Alignment of the spine is dependent on the function of the SI joints. When an SI joint is improperly positioned, it is possible that the sacrum is also out of its normal position. When this happens, the lower lumbar vertebrae can subluxate, leading to a greater chance of an abnormal lumbar curve and appearing as conditions like scoliosis and hyper- or hypo-lordosis. Any time the spinal curves are altered, it leaves you vulnerable to painful conditions in the lower back, such as facet irritation, disc herniation or muscle strain.[i]
Detecting SI Joint Trouble:
The first clue is pain directly over the joint, usually only on one side. If the pain is greater when you bend backwards, inflammation of the joint is the probable cause of your symptoms. If the pain is greater when you bend forward, then you are probably experiencing strained ligaments around the joint. Low back pain in general has been associated with SI joint problems in a large number of patients. In one study, close to 30% of patients x-rayed with lower back complaints showed either degenerative or inflammatory conditions affecting their SI joints.[ii]

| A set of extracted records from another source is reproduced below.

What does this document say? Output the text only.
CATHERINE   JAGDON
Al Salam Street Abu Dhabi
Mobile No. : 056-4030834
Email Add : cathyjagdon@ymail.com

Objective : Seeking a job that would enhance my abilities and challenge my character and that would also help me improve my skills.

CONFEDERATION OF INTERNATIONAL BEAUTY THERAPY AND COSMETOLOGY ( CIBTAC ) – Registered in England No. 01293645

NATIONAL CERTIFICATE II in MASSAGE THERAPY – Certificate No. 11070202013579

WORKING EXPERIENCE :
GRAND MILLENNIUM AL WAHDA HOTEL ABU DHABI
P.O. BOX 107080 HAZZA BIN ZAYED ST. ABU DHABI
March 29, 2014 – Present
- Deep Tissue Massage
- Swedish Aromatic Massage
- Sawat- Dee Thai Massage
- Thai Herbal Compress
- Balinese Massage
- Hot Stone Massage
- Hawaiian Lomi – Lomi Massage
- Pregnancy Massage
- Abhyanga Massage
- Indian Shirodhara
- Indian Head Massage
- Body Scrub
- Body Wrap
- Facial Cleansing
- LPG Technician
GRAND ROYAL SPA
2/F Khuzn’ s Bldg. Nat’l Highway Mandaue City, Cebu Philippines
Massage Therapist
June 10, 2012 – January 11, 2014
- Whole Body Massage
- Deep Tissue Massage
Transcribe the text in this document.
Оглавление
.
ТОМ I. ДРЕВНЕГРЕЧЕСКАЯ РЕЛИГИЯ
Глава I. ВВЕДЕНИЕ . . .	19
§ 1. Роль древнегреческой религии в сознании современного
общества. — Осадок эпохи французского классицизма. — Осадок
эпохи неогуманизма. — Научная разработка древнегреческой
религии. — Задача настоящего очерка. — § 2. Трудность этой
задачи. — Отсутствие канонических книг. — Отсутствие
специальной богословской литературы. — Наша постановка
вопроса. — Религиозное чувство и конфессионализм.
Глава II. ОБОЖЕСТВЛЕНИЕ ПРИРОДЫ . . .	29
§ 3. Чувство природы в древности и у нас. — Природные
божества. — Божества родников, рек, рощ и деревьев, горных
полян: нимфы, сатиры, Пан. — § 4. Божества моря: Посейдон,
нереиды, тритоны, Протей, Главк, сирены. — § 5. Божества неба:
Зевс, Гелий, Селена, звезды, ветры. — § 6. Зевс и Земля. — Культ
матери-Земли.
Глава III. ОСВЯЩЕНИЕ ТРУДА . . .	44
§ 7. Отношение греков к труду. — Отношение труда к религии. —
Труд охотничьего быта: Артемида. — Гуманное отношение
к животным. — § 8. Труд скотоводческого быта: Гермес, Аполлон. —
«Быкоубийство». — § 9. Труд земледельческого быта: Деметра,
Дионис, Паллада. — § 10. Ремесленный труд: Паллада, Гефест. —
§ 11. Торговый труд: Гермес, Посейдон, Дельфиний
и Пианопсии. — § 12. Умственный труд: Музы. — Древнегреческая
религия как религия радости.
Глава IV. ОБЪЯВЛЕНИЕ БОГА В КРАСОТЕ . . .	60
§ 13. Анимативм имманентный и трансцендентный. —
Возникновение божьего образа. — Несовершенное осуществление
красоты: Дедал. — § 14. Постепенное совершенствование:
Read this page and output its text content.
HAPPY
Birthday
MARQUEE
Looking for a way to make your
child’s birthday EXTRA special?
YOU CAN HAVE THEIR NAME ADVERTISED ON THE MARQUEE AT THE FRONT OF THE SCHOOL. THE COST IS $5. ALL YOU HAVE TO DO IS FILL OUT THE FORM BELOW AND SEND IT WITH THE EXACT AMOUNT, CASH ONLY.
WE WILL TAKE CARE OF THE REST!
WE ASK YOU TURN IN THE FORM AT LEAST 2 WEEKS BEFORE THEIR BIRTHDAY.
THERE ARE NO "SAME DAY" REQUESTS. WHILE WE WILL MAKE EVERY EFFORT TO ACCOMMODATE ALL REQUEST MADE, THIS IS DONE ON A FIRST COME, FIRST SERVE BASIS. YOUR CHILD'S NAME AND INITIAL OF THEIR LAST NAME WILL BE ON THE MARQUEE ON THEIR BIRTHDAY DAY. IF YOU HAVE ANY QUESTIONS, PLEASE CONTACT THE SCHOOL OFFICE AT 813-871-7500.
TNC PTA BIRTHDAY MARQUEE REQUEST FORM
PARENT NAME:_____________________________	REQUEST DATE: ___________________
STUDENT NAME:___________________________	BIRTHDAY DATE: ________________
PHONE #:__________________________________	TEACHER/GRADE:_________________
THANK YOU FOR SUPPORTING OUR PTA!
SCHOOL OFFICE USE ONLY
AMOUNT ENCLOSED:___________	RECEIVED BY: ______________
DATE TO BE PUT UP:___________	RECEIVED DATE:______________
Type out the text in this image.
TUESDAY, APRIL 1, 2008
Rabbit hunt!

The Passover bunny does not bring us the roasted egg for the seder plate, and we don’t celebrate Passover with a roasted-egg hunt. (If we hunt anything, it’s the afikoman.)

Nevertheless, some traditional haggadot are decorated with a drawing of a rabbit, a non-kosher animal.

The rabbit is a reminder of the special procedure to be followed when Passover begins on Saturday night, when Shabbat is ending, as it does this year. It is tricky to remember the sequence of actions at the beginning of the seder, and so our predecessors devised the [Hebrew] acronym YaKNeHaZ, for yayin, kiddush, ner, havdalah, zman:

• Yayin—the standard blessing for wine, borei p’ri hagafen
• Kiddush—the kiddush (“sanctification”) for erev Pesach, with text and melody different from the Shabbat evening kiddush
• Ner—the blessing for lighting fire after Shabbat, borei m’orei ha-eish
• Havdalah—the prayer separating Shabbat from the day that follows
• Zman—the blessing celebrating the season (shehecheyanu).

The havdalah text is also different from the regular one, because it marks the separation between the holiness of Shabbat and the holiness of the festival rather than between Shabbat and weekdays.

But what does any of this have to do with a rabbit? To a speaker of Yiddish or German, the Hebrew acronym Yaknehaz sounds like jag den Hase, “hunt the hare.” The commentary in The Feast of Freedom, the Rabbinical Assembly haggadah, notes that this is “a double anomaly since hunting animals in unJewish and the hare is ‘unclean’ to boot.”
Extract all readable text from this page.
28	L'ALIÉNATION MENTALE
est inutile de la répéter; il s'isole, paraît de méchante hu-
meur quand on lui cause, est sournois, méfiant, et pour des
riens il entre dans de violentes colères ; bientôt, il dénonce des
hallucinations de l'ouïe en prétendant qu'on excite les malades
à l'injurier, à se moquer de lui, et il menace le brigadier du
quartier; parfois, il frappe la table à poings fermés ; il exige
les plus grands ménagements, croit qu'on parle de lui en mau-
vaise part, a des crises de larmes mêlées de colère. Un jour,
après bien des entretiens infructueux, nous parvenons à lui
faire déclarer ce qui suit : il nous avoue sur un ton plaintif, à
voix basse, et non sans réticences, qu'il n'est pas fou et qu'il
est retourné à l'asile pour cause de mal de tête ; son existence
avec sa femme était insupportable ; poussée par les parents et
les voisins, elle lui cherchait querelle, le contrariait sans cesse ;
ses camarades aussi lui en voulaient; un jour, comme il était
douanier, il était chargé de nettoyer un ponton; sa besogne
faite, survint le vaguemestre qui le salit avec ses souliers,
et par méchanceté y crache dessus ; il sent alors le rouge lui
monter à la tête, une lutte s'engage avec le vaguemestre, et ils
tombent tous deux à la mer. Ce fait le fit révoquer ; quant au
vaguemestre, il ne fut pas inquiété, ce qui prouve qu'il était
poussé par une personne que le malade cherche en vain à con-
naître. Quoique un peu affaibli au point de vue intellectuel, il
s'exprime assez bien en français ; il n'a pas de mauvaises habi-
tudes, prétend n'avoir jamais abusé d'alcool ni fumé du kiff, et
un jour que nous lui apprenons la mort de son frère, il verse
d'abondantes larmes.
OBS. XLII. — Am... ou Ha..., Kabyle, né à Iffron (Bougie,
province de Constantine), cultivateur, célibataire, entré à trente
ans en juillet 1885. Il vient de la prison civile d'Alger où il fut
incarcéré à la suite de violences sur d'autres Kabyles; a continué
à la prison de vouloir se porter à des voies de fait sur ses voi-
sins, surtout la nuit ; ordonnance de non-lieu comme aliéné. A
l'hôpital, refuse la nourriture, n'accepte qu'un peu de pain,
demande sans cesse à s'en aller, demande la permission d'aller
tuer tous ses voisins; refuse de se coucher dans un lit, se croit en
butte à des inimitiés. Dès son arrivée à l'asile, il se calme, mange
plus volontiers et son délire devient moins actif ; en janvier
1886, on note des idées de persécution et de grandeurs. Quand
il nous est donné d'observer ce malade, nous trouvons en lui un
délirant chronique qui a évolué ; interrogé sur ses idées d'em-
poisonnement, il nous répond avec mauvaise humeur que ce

Local pain is not the only way you can tell you have an SI joint problem. Referred pain from these joints is often felt in the groin and can also travel into the buttocks and down the back of the leg, mimicking sciatica or a lumbar disc herniation. [iii] If the SI joints are not functioning properly, this can lead to disturbances in your gait, which may cause hip, knee or problems with the feet.[iv]
Treating a SI Joint Problem:
First and foremost, you should have a chiropractic assessment. As a joint specialist, your chiropractor is uniquely positioned in the healthcare field to assess and treat any joint in the body.
For the first 72 hours after the onset of pain, you should attempt to limit your activities that cause soreness and apply ice to the affected area for 5-10 minutes at a time to decrease inflammation.
Restoring normal joint mobility is the next goal. If your chiropractor discovers that SI joint restrictions are part of the problem, chiropractic adjustments will be used to restore alignment and function. If joint instability is suspected, you may also be asked to temporarily wear an SI belt, which is a device that wraps around the pelvis to stabilize the SI joints.
Finally, your chiropractor may recommend specific stretching or strengthening exercises, combined with regular chiropractic adjustments, to balance the alignment of your pelvis in the long term.
[i] Weksler N, Velan GJ, Semionov M, Gurevitch B, Klein M, Rozentsveig V, Rudich T. The role of sacroiliac joint dysfunction in the genesis of low back pain: the obvious is not always right. Arch Orthop Trauma Surg. 2007 Dec; 127(10): 885-8.
[ii] O’Shea FD, Boyle E, Salonen DC, Ammendolia C, Peterson C, Hsu W, Inan RD. Inflammatory and degenerative sacroiliac joint disease in a primary back pain cohort. Arthritis Care Res (Hoboken). 2010 Apr; 62(4):447-54
[iii] Vanelderen P, Szadek K, Cohen SP, De Witte J, Lataster A, Patijn J, Mekhail N, van Kleef M, Van Zundert J. Sacroiliac Joint Pain. Pain Pract. 2010 Jul 26.
[iv] de Luca K, Pollard H, Brantingham J, Globe G, Cassa T. Chiropractic management of the kinetic chain for the treatment of hip osteoarthritis: an Australian case series. J Manipulative Physiol Ther. 2010 Jul-Aug; 33(6): 474-9.